Innanzitutto chiariamo una cosa: la nostra critica non è sul versante politico, ma su quello della poesia e, in particolare, sulla cattiva considerazione che ha di Leopardi, un poeta, che -come anche lei ricorda- ha avuto molto a che fare, nella sua breve vita, con la Campania.
E’ un errore grave, sig. De Luca (una volta ci chiamavamo compagni, ma i tempi e le frequentazioni -nella sua coalizione abbiamo appreso sono entrati certi “soci” di estrema destra- ci invitano ad una certa prudenza), è un errore grave -dicevamo- usare l’aggettivo “leopardiano” per indicare un’opposizione che, per così dire, “ama i deserti” (vedi l’intervista alla trasmissione “in 1/2 ora” di Lucia Annunziata, Rai tre, 7 giugno 2015), citando, a nostro parere a sproposito, “La ginestra”.
La domanda che ci viene spontanea è chi è quel professore che l’ha introdotto alla conoscenza del poeta, crediamo nei suoi studi liceali. Probabilmente di Leopardi ne è stato presentato un ritratto molto stereotipato: il pessimismo dell’infelice, in quanto deformato dalla sua malattia, che vede il mondo, quindi, con queste lenti scure, che ama isolarsi, che ama il deserto ecc.
Se si è fermato a questo, come la battuta in televisione suggerisce, è evidente che lei Leopardi non lo conosce davvero.
Approfitto, quindi, di questa occasione per fare -in maniera molto sintetica- degli accenni ad altri aspetti molto importanti della sua poesia e delle sue convinzioni.
Innanzitutto Leopardi era, nonostante la sua condizione fisica, amante della natura e della sua bellezza.
Voglio citare, ad esempio, “La sera del dì di festa”. Certo il tema di questo “canto” è “l’infelicità del poeta e il suo senso di esclusione alle gioie della giovinezza e il distruttivo passare del tempo che annienta ogni opera umana”.

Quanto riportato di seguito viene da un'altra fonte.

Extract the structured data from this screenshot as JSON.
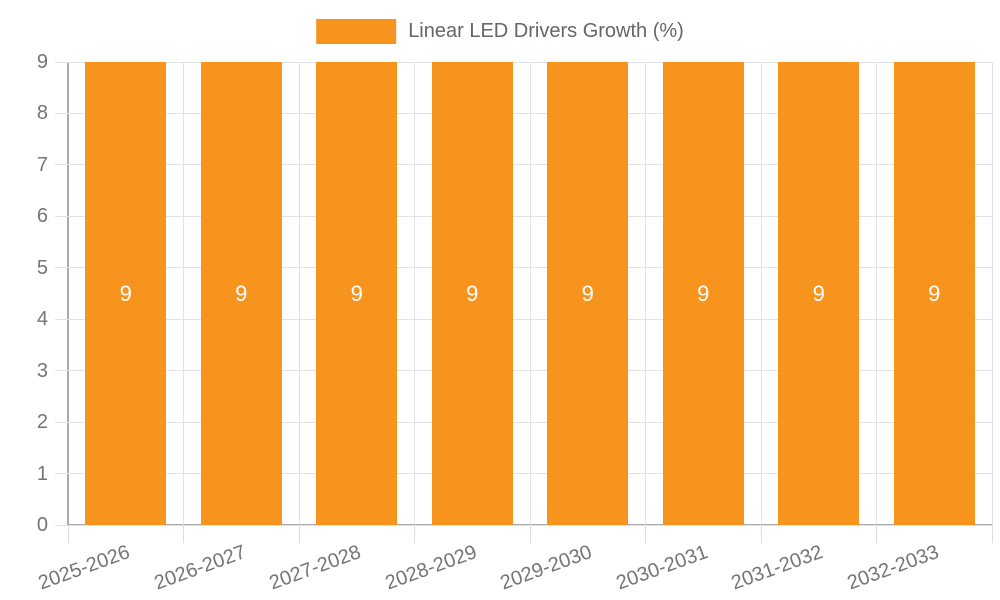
{
  "chart_data": {
    "type": "bar",
    "title": "Linear LED Drivers Growth (%)",
    "legend_label": "Linear LED Drivers Growth (%)",
    "legend_position": "top-center",
    "categories": [
      "2025-2026",
      "2026-2027",
      "2027-2028",
      "2028-2029",
      "2029-2030",
      "2030-2031",
      "2031-2032",
      "2032-2033"
    ],
    "series": [
      {
        "name": "Linear LED Drivers Growth (%)",
        "values": [
          9,
          9,
          9,
          9,
          9,
          9,
          9,
          9
        ]
      }
    ],
    "value_labels": [
      "9",
      "9",
      "9",
      "9",
      "9",
      "9",
      "9",
      "9"
    ],
    "xlabel": "",
    "ylabel": "",
    "ylim": [
      0,
      9
    ],
    "yticks": [
      0,
      1,
      2,
      3,
      4,
      5,
      6,
      7,
      8,
      9
    ],
    "grid": true,
    "bar_color": "#F7941E",
    "grid_color": "#E2E2E2",
    "axis_color": "#AAAAAA",
    "axis_label_color": "#757575",
    "legend_text_color": "#666666",
    "value_label_color": "#FFFFFF"
  }
}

Ma non bastano queste considerazioni ad appannarne l’inizio, tutto musica ed incanto:
LA SERA DEL DÍ DI FESTA
Dolce e chiara è la notte e senza vento,
e queta sovra i tetti e in mezzo agli orti
posa la luna, e di lontan rivela
serena ogni montagna. O donna mia,
5giá tace ogni sentiero, e pei balconi
rara traluce la notturna lampa:
tu dormi, ché t’accolse agevol sonno…
Andando, poi, all’analisi de “La ginestra”, certamente qui la natura è vista come matrigna e certamente c’è un grande contraddizione con il brano citato sopra: la lava del Vesuvio distrugge quanto l’uomo ha costruito in centinaia di anni con una potenza, alla quale l’uomo sembra non poter far fronte.
Ma, se leggiamo la poesia fino in fondo, non emerge affatto un desiderio di “distruzione e di deserto”, ma, invece, un appello alla fraternità e alla solidarietà tra gli uomini, proprio perchè devono affrontare forze troppo superiori alla singola comunità. Un messaggio, quindi, che, se attualizzato, non dovrebbe essere distante da un movimento o un partito che si senta e si voglia dichiarare “di sinistra”.
Infine un piccolo consiglio: la lettura di una breve “operetta morale”, Dialogo di un venditore d’almanacchi e di un passeggere.
E’ un buon un antidoto rispetto a tutti quei politici che promettono novità, ma senza chiarirne i contenuti: l’anno nuovo in quanto tale è sempre migliore del precedente, dice il venditore di almanacchi. L’analisi a posteriore si incarica, purtroppo, di smentire, troppo spesso, questa affermazione e di svelare l’ingenuità di questa convinzione.
Una lettura serale di questa “operetta morale” gioverebbe a tutti, politici e non.